Think heavily about the motion you’re making and really concentrate and where your stick is positioned before and after you’ve performed the motion, I used to have super unclean inputs but Xrd forced me to clean them up a little bit. It’s just all about experience, you’ll eventually fix the issues if you hit up training mode and just train nothing but motions. Start off performing a very slow QCF/QCB and gradually increase your speed before adding the button press, see how slowly you can input the motion to perform the special and build from that speed, it should help you get the muscle memory down at faster speeds. Do it a little bit before you go to bed(I read that your brain will soak information more efficiently if you do it just before sleeping).

Apart from that, possibly try a different gate for your stick and see which one your prefer, some people do have problems with square gates.


#8

I mentioned I was going to switch to a lighter spring on my JLF optical earlier in the thread. Switched the stock JLF .9 LBF spring to the the PAS JLF 0.5 lbf Custom Spring. This basically makes my JLF feel as lightweight to move as a Hori Hayabusa without the things I dislike about the Hayabusa.

This has helped me with input motions greatly. I also switched buttons to the new OSB-MX Reds from Paradise Arcade Shop. I was having problems plinking my 1 frame links, I didn’t feel like I was hitting them reliably and consistently. I gave these buttons a try since I liked the concept of them and how they work. Well from using them for the past 2 days, I hit my 1 frame links like waaaaay more consistently now, plinking with these buttons is 100% reliable now. I was hitting combos that I never ever get to practice because I am scared to commit to them normally with my old buttons.

Best advise I can give to anyone is to hit up training mode and practice simple BnB combos over and over. Observe your progress and take note of what you are doing right and wrong. Take note of your hands both left and right and see what you need to do to improve. I found that I needed less resistance on the joystick cause my left wrist and forearm are really weak. So I changed to optical and now a lighter spring and my problem is solved. I also noticed that my plinking was unreliable with the buttons I was using previously, so I experimented with different buttons till I found what I needed.


#9

Also try playing something other than fighting games.

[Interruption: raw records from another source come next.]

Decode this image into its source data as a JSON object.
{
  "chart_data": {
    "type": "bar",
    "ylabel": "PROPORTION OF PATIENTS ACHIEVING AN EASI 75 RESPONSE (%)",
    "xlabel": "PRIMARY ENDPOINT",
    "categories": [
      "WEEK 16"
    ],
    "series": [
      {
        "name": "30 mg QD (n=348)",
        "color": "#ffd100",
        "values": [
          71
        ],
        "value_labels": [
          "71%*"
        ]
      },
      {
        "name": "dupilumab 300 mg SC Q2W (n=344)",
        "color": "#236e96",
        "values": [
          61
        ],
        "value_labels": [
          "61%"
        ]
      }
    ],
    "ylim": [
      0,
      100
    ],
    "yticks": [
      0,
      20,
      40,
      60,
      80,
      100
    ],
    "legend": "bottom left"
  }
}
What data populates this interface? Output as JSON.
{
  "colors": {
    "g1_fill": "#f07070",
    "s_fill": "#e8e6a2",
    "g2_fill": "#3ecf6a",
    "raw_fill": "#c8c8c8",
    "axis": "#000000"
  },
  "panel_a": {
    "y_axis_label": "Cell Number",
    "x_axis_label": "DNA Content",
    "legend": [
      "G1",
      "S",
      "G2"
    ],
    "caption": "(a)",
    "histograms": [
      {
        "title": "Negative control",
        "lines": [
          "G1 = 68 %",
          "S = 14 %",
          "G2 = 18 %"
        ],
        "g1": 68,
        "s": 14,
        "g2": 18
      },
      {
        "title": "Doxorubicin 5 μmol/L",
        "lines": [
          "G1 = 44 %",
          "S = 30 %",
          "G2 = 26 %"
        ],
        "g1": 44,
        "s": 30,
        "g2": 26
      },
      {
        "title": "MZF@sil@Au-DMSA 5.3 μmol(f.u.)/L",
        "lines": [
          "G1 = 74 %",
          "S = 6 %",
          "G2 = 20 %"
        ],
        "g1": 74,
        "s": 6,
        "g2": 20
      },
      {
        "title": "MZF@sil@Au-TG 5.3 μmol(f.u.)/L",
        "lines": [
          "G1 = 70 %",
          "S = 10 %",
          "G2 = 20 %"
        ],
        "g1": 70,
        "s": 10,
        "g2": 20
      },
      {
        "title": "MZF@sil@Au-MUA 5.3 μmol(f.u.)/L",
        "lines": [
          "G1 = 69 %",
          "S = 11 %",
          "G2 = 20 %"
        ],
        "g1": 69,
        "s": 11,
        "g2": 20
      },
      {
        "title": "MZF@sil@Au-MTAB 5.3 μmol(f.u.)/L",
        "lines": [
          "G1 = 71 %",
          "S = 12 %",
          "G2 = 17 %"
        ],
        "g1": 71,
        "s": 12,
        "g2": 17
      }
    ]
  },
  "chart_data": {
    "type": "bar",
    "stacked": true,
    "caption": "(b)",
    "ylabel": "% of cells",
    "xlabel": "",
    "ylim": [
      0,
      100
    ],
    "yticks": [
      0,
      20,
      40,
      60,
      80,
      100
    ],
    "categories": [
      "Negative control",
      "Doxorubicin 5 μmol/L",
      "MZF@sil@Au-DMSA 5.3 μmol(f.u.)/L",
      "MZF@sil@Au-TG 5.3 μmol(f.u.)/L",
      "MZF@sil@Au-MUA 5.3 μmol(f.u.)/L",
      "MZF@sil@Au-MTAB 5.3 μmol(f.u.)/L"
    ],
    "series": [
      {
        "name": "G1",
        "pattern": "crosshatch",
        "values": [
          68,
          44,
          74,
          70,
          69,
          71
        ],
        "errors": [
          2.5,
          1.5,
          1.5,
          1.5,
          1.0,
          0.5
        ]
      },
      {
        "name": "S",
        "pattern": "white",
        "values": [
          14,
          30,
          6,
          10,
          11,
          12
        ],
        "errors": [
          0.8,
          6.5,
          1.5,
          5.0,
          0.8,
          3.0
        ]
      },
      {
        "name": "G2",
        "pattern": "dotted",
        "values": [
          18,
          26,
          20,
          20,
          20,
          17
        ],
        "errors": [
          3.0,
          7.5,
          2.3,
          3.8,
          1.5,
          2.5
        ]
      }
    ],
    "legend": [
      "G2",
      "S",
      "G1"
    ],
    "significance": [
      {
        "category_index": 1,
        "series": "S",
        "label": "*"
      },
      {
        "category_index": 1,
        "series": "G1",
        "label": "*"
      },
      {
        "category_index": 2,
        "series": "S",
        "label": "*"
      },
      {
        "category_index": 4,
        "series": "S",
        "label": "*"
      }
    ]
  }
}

When I tried to get used to a stick I’d play through Contra, Shock Troopers 2, Metal Slug, NES games etc. Might be a bit less boring than just grinding it out in training mode and less frustrating than losing in a competitive setting.


#10

I’ve heard that grip should be based on whatever you feel is comfortable. That there is no “correct” way to grip it. I’m not sure I believe that anymore.

I’ve recently changed my grip from a wine glass-style (making a bit of a claw around it with my first 3 fingers) to only using the fingertips of my thumb, pointer, and middle. It’s only been a week and it feels weird sometimes, but I can already tell that I’ll be better off with the new grip.

My thinking is - your stick movement should be neat, like handwriting. You wouldn’t grab a pen with a fist to write. You’re using too much of your triceps, biceps, and deltoid. Those muscles are for power, not grace. When you write, you use your fingertips and you use the finer muscles in your forearm and elbow.

Maybe it won’t work for everyone, just my theory.


#11

Pretty much, although at least in my case I don’t have a “grip” as such. My fingers just use different parts to do different motions. For example a dash is quicker with the pads of your fingers, tapped out, but a circular motion is easier done with the tips for control. It’s more like an ever changing set of movements rather than a rigid one size fits all system. It has to be, because your fingers can’t do pushes and pulls in the same technique from both the P1/P2 and if you want to be good at FG’s, you can’t have a weak side. Again for example, you can quickly use your inside pads to dash to the right, but you can’t use this same technique to dash to the left. It has to be the inside of your thumb or the backs of those same fingers.

Most players I think would chose the Eagle grip, or a variation of it. Where your thumb is on top and your other fingers are underneath.